Mechanism of noise suppression due to subcavity in turbulent supersonic cavity flow

The perturbation of the shear layer at the leading edge of a cavity flow due to an upstream traveling acoustic wave (generated at the trailing edge) causes self-sustained flow oscillations and generates noise. Typically, the noise reduction in a turbulent supersonic cavity flow is achieved by disrupting the feedback loop of disturbances. One of the passive control techniques for noise suppression involves construction of a subcavity at the leading edge of the cavity. In this work, we investigate the mechanism of this passive control technique through Large Eddy Simulation (LES) of the flow over a cavity at Mach 1.71 and length (L) to depth (D) ratio of 2. A preliminary investigation by placing a subcavity of length (l) = 0.2L reveals that it suppresses the perturbation of the shear layer from upstream-propagating acoustic waves.
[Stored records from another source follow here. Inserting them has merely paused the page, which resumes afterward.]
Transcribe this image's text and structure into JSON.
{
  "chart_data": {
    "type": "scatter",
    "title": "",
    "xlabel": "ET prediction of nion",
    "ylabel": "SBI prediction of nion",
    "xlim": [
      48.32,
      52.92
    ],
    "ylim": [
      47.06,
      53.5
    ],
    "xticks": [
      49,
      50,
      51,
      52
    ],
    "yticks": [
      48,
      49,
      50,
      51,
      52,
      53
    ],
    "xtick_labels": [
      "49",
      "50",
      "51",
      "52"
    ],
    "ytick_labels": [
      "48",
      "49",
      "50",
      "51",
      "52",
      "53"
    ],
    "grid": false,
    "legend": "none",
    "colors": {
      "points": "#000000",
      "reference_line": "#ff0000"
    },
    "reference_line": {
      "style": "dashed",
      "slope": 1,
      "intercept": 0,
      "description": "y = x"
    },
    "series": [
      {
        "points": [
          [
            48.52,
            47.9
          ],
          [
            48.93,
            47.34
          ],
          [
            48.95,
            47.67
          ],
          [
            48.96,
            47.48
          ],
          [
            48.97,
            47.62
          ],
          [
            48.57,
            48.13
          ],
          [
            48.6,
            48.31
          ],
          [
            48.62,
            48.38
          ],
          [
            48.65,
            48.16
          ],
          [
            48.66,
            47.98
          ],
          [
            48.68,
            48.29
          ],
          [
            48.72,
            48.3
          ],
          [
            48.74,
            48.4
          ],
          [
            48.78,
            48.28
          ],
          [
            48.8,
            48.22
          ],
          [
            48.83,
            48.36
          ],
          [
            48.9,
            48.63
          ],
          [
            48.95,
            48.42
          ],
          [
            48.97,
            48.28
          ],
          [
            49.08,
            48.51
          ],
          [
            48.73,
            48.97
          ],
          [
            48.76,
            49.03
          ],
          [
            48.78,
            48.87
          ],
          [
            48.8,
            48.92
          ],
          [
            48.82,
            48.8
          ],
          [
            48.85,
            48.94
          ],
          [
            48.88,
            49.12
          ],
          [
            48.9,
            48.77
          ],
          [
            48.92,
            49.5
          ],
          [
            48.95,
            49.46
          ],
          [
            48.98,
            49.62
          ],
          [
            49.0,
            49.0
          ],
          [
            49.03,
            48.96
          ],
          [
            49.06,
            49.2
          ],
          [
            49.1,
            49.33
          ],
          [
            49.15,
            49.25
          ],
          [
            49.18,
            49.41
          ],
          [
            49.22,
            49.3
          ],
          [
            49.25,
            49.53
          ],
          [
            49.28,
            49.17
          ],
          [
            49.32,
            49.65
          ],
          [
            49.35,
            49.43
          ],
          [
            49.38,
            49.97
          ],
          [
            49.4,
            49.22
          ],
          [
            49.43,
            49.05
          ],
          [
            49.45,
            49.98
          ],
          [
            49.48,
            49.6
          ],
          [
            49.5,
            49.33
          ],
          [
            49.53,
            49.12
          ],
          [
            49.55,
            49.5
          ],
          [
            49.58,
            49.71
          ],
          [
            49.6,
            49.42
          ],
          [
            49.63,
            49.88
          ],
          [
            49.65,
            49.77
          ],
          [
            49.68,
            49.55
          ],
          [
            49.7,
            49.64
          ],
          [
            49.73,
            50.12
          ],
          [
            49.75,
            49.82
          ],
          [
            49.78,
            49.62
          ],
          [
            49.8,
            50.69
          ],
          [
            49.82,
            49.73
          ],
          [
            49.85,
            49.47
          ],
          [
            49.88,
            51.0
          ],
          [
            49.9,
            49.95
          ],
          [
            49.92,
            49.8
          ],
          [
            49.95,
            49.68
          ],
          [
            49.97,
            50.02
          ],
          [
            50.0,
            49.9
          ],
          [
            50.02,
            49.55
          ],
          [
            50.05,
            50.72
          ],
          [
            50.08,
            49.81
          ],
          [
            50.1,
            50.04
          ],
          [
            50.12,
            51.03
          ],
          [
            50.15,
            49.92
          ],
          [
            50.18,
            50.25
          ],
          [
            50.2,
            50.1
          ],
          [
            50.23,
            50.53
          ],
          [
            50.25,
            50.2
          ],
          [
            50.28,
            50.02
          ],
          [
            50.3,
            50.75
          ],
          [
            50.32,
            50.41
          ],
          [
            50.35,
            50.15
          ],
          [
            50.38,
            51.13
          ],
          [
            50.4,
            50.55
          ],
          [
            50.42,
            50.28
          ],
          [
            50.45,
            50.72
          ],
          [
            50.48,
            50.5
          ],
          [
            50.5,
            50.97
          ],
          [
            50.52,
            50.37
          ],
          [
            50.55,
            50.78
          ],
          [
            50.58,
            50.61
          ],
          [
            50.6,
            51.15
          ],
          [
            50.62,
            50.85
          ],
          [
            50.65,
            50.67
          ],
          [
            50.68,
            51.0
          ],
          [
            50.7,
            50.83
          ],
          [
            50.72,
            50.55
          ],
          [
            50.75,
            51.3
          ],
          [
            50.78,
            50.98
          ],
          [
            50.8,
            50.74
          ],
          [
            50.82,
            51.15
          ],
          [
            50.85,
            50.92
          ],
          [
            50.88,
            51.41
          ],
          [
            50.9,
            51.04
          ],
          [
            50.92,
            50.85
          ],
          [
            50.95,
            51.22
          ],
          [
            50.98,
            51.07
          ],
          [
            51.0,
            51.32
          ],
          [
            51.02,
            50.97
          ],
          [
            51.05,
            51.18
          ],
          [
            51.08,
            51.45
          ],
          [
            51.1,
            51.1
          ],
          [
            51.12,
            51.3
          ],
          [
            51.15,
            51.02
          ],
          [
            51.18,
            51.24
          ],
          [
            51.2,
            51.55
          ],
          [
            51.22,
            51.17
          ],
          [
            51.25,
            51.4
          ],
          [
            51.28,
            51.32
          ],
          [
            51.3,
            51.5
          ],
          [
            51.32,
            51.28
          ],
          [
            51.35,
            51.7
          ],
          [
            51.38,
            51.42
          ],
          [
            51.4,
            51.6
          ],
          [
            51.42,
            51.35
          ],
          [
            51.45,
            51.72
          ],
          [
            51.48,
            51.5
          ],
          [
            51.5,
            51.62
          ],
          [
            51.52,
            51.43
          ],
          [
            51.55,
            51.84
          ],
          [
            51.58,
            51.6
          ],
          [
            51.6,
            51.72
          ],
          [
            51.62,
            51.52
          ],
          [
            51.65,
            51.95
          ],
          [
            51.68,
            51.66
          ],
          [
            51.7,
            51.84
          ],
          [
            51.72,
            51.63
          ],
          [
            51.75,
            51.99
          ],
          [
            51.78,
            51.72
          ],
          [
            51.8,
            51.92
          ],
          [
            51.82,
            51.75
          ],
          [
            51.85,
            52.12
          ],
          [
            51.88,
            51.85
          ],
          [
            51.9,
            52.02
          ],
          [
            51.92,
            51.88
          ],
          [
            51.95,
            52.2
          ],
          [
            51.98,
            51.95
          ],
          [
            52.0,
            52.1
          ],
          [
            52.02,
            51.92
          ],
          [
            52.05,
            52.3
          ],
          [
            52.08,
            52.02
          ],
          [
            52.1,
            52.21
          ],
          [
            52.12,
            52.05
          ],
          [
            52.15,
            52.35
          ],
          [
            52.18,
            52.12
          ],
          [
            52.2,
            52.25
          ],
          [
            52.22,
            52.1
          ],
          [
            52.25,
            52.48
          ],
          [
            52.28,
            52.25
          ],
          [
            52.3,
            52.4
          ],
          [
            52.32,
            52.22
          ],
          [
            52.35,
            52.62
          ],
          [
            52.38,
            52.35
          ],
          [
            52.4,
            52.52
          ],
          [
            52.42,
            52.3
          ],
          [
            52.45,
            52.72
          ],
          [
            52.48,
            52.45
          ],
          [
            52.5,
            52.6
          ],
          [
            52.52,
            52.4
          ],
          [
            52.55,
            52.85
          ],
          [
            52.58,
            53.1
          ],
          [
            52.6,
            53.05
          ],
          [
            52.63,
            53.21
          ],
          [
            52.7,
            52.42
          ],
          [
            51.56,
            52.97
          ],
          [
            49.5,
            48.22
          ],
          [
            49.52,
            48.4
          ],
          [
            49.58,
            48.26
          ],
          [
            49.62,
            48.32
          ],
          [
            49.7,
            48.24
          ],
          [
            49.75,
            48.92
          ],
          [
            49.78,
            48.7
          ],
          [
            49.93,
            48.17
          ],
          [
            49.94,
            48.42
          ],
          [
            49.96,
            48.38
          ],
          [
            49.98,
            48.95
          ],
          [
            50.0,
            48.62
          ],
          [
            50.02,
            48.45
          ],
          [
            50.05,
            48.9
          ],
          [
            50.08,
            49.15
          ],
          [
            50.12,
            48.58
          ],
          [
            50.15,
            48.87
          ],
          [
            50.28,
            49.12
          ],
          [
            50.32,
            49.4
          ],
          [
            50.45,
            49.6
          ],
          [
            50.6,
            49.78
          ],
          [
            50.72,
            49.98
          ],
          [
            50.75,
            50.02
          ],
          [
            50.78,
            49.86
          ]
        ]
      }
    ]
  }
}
This is achieved through the interaction between the reflected acoustic wave from the subcavity and the upstream-propagating acoustic wave. From LES simulation, the wavelet coherence of the probed pressure signals at upstream and downstream locations about the wave-interaction point reveals a destructive interference between the two waves and supports above hypothesis. Moreover, the same subcavity, when placed at the trailing edge, resulted in a constructive interference. The present study will be extended to more length ratios (l/L), and the effect of acoustic waves interaction on the attenuation of shear layer oscillations will be closely examined.